While the federal budget bill was still awaiting the Senate’s approval, Alabama Senator Tommy Tuberville, currently the frontrunner in the gubernatorial race, expressed concern that Alabama couldn’t afford the cuts to SNAP being debated. Some of the cuts in the House’s initial bill were scaled back before the budget was signed into law, but the reduced share of administrative costs and an incentive program based around benefit cost sharing remained in the final bill.
Ashley Murray of the Alabama Reflector reported that at a recent public appearance, Tuberville “vowed to reduce SNAP enrollment so that the program will not cost the state when he hopes to be governor.” He cited budgetary effects as a major concern.
“It’s going to cost us $200 million my year of starting in terms of paying for SNAP,” Tuberville said at the event. “That’s not going to happen. We’re going to get that down.”
“Sen. Tuberville believes SNAP should be used temporarily by those who fall on hard times,” Mallory Jaspers, the communications director for Tuberville’s gubernatorial campaign, clarified in an email to APR. “As Governor, he will make sure SNAP is a hand up, not a hand out.” Jaspers did not respond to questions about what data or studies have informed Tuberville’s views about SNAP.
A report from the USDA’s Food and Nutrition Service found that nationwide almost 90 percent of SNAP beneficiaries lived in a household with a child, an elderly individual, or a disabled individual during the 2023 fiscal year.

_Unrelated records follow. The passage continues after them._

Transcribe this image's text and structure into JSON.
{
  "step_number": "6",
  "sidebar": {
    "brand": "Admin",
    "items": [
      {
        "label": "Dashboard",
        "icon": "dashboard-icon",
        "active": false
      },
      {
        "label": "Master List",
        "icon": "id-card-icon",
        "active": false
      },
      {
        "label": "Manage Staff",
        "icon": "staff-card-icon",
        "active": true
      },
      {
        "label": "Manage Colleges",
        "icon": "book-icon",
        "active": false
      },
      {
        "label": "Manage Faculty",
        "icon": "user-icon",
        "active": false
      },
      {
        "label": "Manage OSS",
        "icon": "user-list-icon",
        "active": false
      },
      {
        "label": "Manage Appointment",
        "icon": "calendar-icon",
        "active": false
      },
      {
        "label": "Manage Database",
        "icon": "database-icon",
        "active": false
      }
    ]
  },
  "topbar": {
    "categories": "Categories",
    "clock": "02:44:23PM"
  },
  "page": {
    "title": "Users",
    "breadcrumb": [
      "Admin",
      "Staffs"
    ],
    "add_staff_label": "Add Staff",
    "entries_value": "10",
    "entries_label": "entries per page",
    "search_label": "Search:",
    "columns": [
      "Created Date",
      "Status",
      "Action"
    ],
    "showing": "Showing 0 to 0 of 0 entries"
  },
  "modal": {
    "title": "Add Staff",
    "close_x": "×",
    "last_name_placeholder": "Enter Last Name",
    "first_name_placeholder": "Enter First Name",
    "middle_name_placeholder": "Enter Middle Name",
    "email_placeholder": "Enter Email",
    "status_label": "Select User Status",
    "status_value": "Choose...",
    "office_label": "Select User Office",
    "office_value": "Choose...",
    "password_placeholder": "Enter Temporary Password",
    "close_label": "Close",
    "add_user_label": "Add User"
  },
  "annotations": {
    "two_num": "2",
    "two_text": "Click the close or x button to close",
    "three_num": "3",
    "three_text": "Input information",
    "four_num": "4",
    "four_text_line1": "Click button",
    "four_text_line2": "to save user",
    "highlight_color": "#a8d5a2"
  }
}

On Thursday, APR spoke with state Representative Reed Ingram, R-Pike Road, about the pending funding cuts for SNAP and the upcoming legislative session. Ingram also recently pre-filed a bill that would mandate the Alabama Department of Human Resources apply for a waiver allowing the state to exempt various unhealthy foods from the program.

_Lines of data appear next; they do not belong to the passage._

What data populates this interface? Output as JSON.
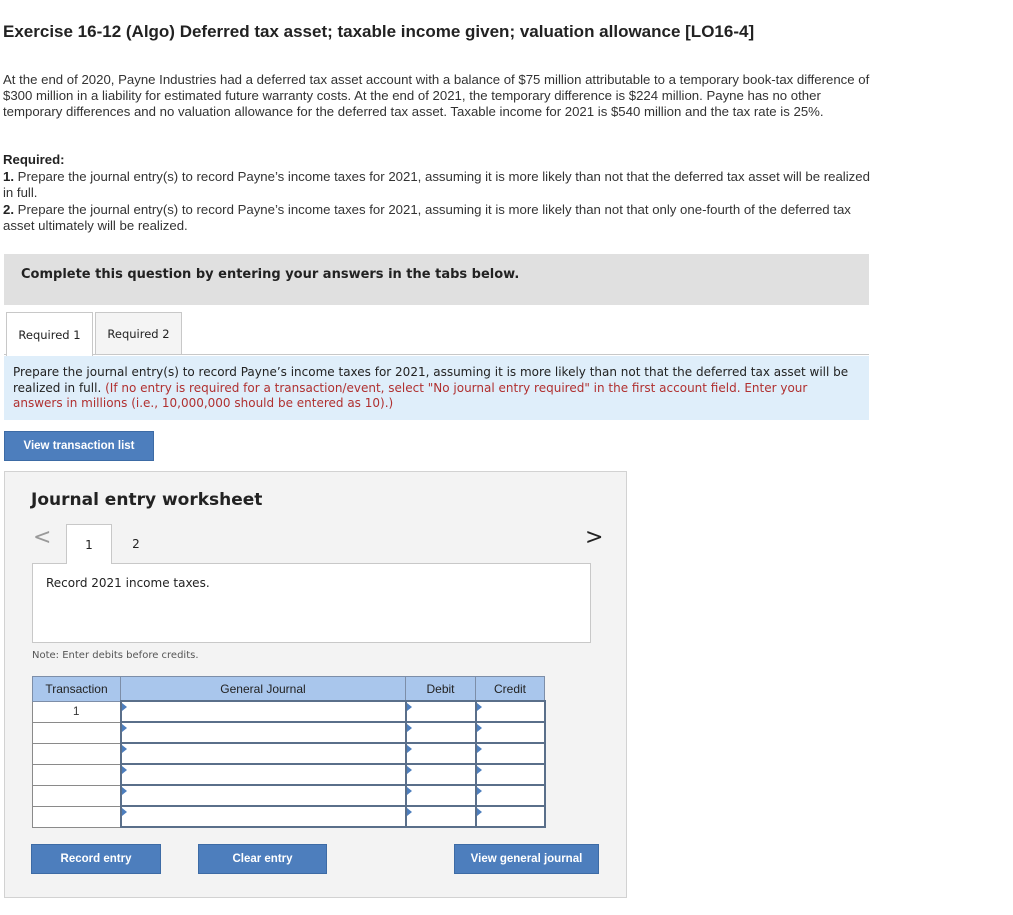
{
  "title": "Exercise 16-12 (Algo) Deferred tax asset; taxable income given; valuation allowance [LO16-4]",
  "problem_text": "At the end of 2020, Payne Industries had a deferred tax asset account with a balance of $75 million attributable to a temporary book-tax difference of $300 million in a liability for estimated future warranty costs. At the end of 2021, the temporary difference is $224 million. Payne has no other temporary differences and no valuation allowance for the deferred tax asset. Taxable income for 2021 is $540 million and the tax rate is 25%.",
  "required": {
    "heading": "Required:",
    "item1_num": "1.",
    "item1_text": "Prepare the journal entry(s) to record Payne’s income taxes for 2021, assuming it is more likely than not that the deferred tax asset will be realized in full.",
    "item2_num": "2.",
    "item2_text": "Prepare the journal entry(s) to record Payne’s income taxes for 2021, assuming it is more likely than not that only one-fourth of the deferred tax asset ultimately will be realized."
  },
  "instruction_banner": "Complete this question by entering your answers in the tabs below.",
  "tabs": [
    {
      "label": "Required 1",
      "active": true
    },
    {
      "label": "Required 2",
      "active": false
    }
  ],
  "prompt": {
    "text": "Prepare the journal entry(s) to record Payne’s income taxes for 2021, assuming it is more likely than not that the deferred tax asset will be realized in full.",
    "hint": "(If no entry is required for a transaction/event, select \"No journal entry required\" in the first account field. Enter your answers in millions (i.e., 10,000,000 should be entered as 10).)"
  },
  "buttons": {
    "view_transaction_list": "View transaction list",
    "record_entry": "Record entry",
    "clear_entry": "Clear entry",
    "view_general_journal": "View general journal"
  },
  "worksheet": {
    "title": "Journal entry worksheet",
    "prev_arrow": "<",
    "next_arrow": ">",
    "pages": [
      "1",
      "2"
    ],
    "active_page": "1",
    "description": "Record 2021 income taxes.",
    "note": "Note: Enter debits before credits.",
    "columns": [
      "Transaction",
      "General Journal",
      "Debit",
      "Credit"
    ],
    "rows": [
      {
        "transaction": "1",
        "account": "",
        "debit": "",
        "credit": ""
      },
      {
        "transaction": "",
        "account": "",
        "debit": "",
        "credit": ""
      },
      {
        "transaction": "",
        "account": "",
        "debit": "",
        "credit": ""
      },
      {
        "transaction": "",
        "account": "",
        "debit": "",
        "credit": ""
      },
      {
        "transaction": "",
        "account": "",
        "debit": "",
        "credit": ""
      },
      {
        "transaction": "",
        "account": "",
        "debit": "",
        "credit": ""
      }
    ]
  },
  "colors": {
    "button_blue": "#4d7ebd",
    "header_blue": "#a9c6ec",
    "prompt_bg": "#dfeefa",
    "hint_red": "#b03030"
  }
}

The representative told APR he believes restricting how beneficiaries can spend SNAP benefits will help the state deal with the cuts to federal funding.
“You’re gonna have some attrition [in the program] when you’re cutting out the biggest part, when people can go in and buy four or five cases of Coca-Colas when they buy their groceries and stuff,” Ingram said.

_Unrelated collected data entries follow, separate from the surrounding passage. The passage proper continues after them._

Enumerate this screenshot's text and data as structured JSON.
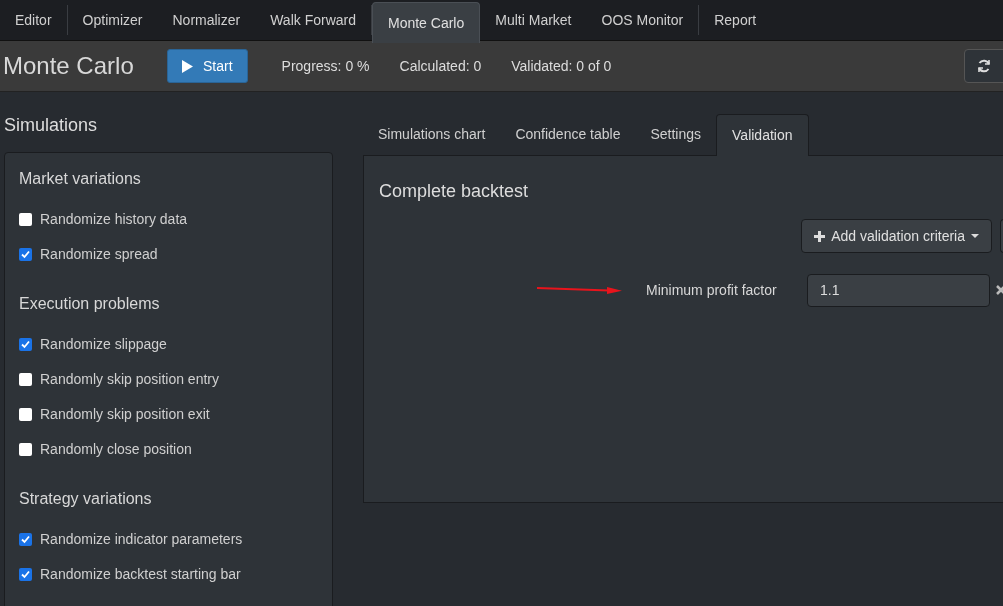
{
  "nav_groups": [
    [
      {
        "label": "Editor",
        "selected": false
      }
    ],
    [
      {
        "label": "Optimizer",
        "selected": false
      },
      {
        "label": "Normalizer",
        "selected": false
      },
      {
        "label": "Walk Forward",
        "selected": false
      }
    ],
    [
      {
        "label": "Monte Carlo",
        "selected": true
      },
      {
        "label": "Multi Market",
        "selected": false
      },
      {
        "label": "OOS Monitor",
        "selected": false
      }
    ],
    [
      {
        "label": "Report",
        "selected": false
      }
    ]
  ],
  "toolbar": {
    "title": "Monte Carlo",
    "start_button": "Start",
    "progress": "Progress: 0 %",
    "calculated": "Calculated: 0",
    "validated": "Validated: 0 of 0"
  },
  "simulations": {
    "title": "Simulations",
    "sections": [
      {
        "title": "Market variations",
        "options": [
          {
            "label": "Randomize history data",
            "checked": false
          },
          {
            "label": "Randomize spread",
            "checked": true
          }
        ]
      },
      {
        "title": "Execution problems",
        "options": [
          {
            "label": "Randomize slippage",
            "checked": true
          },
          {
            "label": "Randomly skip position entry",
            "checked": false
          },
          {
            "label": "Randomly skip position exit",
            "checked": false
          },
          {
            "label": "Randomly close position",
            "checked": false
          }
        ]
      },
      {
        "title": "Strategy variations",
        "options": [
          {
            "label": "Randomize indicator parameters",
            "checked": true
          },
          {
            "label": "Randomize backtest starting bar",
            "checked": true
          }
        ]
      }
    ]
  },
  "content_tabs": [
    {
      "label": "Simulations chart",
      "selected": false
    },
    {
      "label": "Confidence table",
      "selected": false
    },
    {
      "label": "Settings",
      "selected": false
    },
    {
      "label": "Validation",
      "selected": true
    }
  ],
  "validation": {
    "title": "Complete backtest",
    "add_button": "Add validation criteria",
    "criteria": [
      {
        "label": "Minimum profit factor",
        "value": "1.1"
      }
    ]
  }
}
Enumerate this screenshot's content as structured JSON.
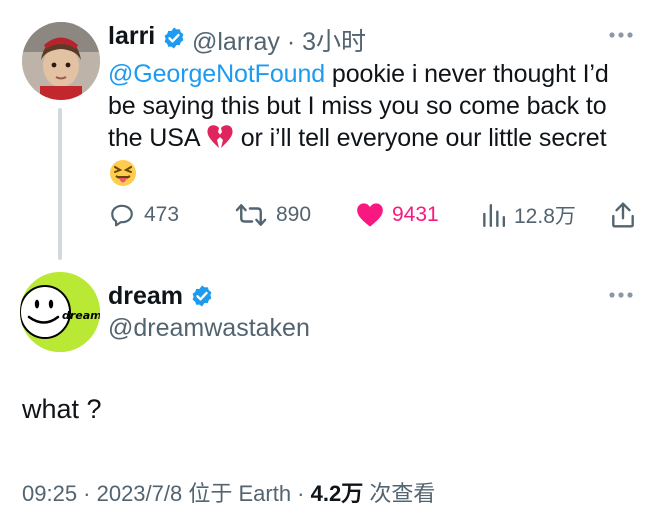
{
  "tweet": {
    "display_name": "larri",
    "handle_time": "@larray · 3小时",
    "mention": "@GeorgeNotFound",
    "text_line1_rest": " pookie i never thought I’d",
    "text_line2": "be saying this but I miss you so come back to",
    "text_line3_a": "the USA ",
    "text_line3_b": " or i’ll tell everyone our little secret",
    "emojis": [
      "broken-heart-icon",
      "squinting-tongue-face-icon"
    ],
    "stats": {
      "replies": "473",
      "retweets": "890",
      "likes": "9431",
      "views": "12.8万"
    },
    "colors": {
      "mention": "#1d9bf0",
      "like": "#f91880",
      "verified": "#1d9bf0"
    }
  },
  "reply": {
    "display_name": "dream",
    "handle": "@dreamwastaken",
    "avatar_text": "dream",
    "text": "what ?",
    "time_date": "09:25 · 2023/7/8 位于 Earth · ",
    "views_count": "4.2万",
    "views_suffix": " 次查看"
  }
}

“I would say that 20 percent of that is probably going to be junk food that they were buying before, so if it’s going to be to where we’re going to limit it, I don’t mind cost sharing to make sure people don’t go hungry, by no means,” he continued. “We don’t want anybody going hungry, but it’s got to be a nutritional injection that we put in if we’re going to inject money into that program.”
Ingram also said that Alabama’s ranking as the third-worst state by life expectancy inspired him to pre-file the bill. He added that House Speaker Nathaniel Ledbetter has tasked a committee of doctors and healthcare professionals with suggesting “what it’s going to take for Alabama to get back on their feet and turn this thing around.”
However, LaTrell Wood, a hunger policy advocate with poverty-focused nonprofit Alabama Arise, said restricting what SNAP benefits can be spent on won’t save the state any money.
Instead, it would “increase the amount DHR has to spend, because there are system design costs and outreach costs for state agencies,” Wood told APR. “We can’t afford to get distracted right now. Many members of our delegation in D.C. just voted to send the state a significantly large bill, while completely eliminating funding for SNAP Ed programs that encourage healthy eating, and unjustly policing people because of their income will not save money.”
She suggested that stores might even opt out of accepting SNAP as a result, explaining that this could be an issue “particularly in rural areas that may only have a convenience store.”
Wood also argued that further restrictions on spending SNAP benefits “turns what is a systemic issue into an issue of individual choice.”
“Any policy approach that limits Alabamians’ access to food based on demographic, whether it is somebody’s income, race, or where they live, undermines the realities many of our communities’ members are facing when it comes to accessing affordable healthy options,” she wrote.
Ingram and Orr both told APR they would not support measures like increasing taxes on unhealthy foods, or banning sugary drinks above a certain volume, to help promote public health.